Sample equally-sized chunks from a 1D tensor

ygabuev · January 24, 2020, 11:38am

I have a tensor X of size (T). What I need is to randomly sample N chunks from X of size t<T, so that the result is a tensor of size (N, t) and each “row” is originally contiguous in X. What is the best way to do that (without using for-loops, allocating memory when not needed, etc.)?
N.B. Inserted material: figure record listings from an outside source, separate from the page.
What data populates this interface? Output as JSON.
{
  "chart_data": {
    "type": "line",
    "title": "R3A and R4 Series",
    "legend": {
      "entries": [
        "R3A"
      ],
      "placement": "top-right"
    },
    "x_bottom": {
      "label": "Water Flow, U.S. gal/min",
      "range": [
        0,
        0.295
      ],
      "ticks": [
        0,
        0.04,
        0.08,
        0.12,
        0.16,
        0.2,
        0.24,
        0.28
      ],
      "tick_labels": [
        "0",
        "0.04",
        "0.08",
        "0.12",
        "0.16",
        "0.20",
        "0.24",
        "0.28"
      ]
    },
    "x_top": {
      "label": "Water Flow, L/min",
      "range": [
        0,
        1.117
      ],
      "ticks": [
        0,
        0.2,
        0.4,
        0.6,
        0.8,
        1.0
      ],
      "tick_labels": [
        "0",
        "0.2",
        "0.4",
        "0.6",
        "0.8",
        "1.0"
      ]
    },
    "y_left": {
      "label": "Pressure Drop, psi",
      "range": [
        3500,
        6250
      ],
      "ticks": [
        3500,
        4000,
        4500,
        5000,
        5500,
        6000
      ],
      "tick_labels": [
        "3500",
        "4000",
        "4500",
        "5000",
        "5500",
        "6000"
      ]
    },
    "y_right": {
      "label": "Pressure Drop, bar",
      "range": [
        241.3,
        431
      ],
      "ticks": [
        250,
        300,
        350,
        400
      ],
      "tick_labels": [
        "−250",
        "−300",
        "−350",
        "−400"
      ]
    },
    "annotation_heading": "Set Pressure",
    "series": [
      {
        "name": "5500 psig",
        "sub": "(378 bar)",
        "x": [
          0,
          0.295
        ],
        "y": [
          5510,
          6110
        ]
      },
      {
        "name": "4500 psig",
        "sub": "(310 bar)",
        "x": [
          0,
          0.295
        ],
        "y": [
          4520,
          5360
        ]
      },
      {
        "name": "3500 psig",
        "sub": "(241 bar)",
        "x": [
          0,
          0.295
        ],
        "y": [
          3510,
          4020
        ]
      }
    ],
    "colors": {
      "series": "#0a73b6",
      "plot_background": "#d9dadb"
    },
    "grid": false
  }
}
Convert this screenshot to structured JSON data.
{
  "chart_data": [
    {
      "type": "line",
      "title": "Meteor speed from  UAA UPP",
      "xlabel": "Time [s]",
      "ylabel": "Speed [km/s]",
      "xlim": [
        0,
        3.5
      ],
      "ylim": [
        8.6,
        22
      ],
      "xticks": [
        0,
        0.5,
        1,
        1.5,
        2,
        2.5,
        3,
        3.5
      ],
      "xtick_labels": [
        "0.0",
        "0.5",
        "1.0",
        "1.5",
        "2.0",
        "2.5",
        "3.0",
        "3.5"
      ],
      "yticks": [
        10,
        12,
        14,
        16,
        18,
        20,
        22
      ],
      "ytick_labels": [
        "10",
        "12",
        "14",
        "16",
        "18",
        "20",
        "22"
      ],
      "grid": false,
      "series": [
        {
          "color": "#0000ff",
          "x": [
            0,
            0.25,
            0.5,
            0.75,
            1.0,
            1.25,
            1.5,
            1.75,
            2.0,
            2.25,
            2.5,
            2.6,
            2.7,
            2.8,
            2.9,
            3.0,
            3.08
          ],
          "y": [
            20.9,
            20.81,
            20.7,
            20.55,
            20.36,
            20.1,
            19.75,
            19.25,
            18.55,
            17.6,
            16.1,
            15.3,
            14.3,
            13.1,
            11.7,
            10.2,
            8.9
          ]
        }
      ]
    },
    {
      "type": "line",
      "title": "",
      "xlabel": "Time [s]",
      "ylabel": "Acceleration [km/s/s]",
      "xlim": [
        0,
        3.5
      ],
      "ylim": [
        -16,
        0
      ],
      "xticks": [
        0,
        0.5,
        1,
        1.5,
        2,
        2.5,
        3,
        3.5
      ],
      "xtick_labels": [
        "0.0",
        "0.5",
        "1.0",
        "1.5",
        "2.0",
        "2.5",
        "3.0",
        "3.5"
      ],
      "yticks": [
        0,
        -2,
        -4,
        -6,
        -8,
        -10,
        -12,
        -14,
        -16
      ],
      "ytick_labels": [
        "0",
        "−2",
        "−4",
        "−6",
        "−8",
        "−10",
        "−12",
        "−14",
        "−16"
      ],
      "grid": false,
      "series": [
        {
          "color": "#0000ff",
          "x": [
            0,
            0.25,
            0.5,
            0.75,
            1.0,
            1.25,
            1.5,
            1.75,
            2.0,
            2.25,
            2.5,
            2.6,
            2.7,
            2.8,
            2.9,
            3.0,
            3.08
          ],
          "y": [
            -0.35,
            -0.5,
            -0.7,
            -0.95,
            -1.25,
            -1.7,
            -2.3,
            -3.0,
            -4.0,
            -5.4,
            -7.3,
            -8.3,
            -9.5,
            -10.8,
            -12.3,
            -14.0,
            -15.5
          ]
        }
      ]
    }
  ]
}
nairbv · January 24, 2020, 5:16pm

if you do something like:

a=torch.arange(20)
length=5
for x in range(10):
    index=random.randint(0, a.numel()-length)
    sample=a[index:index+length]
    print(sample)

each sample shares memory with a.

I’m not sure what you mean about no loops though, what do you want to do with each sample? If you need the results to be in a single tensor (e.g. with a batch dimension), it might be harder to share memory.

ygabuev · January 24, 2020, 8:26pm

Hi @nairbv, currently I do that as follows:

source = np.random.randn(T)
samples = torch.empty(N, t)
inds = np.random.randint(0, T-t+1, N)
for i in range(N):
    ind = inds[i]
    samples[i] = torch.Tensor(source[ind:(ind+t)])

So, I am willing to take N*t space for samples tensor. The problem is that if N is large, the for-loop might take some time to execute (but I really am not sure whether it could be a problem. Maybe i’m too precautious). I also do not want to take O(Nt) memory for indices that I will use to extract samples from source.

I am wondering if there is a neat way to vectorize the operation of extracting the samples from source.

After that, each sample is passed through a neural net.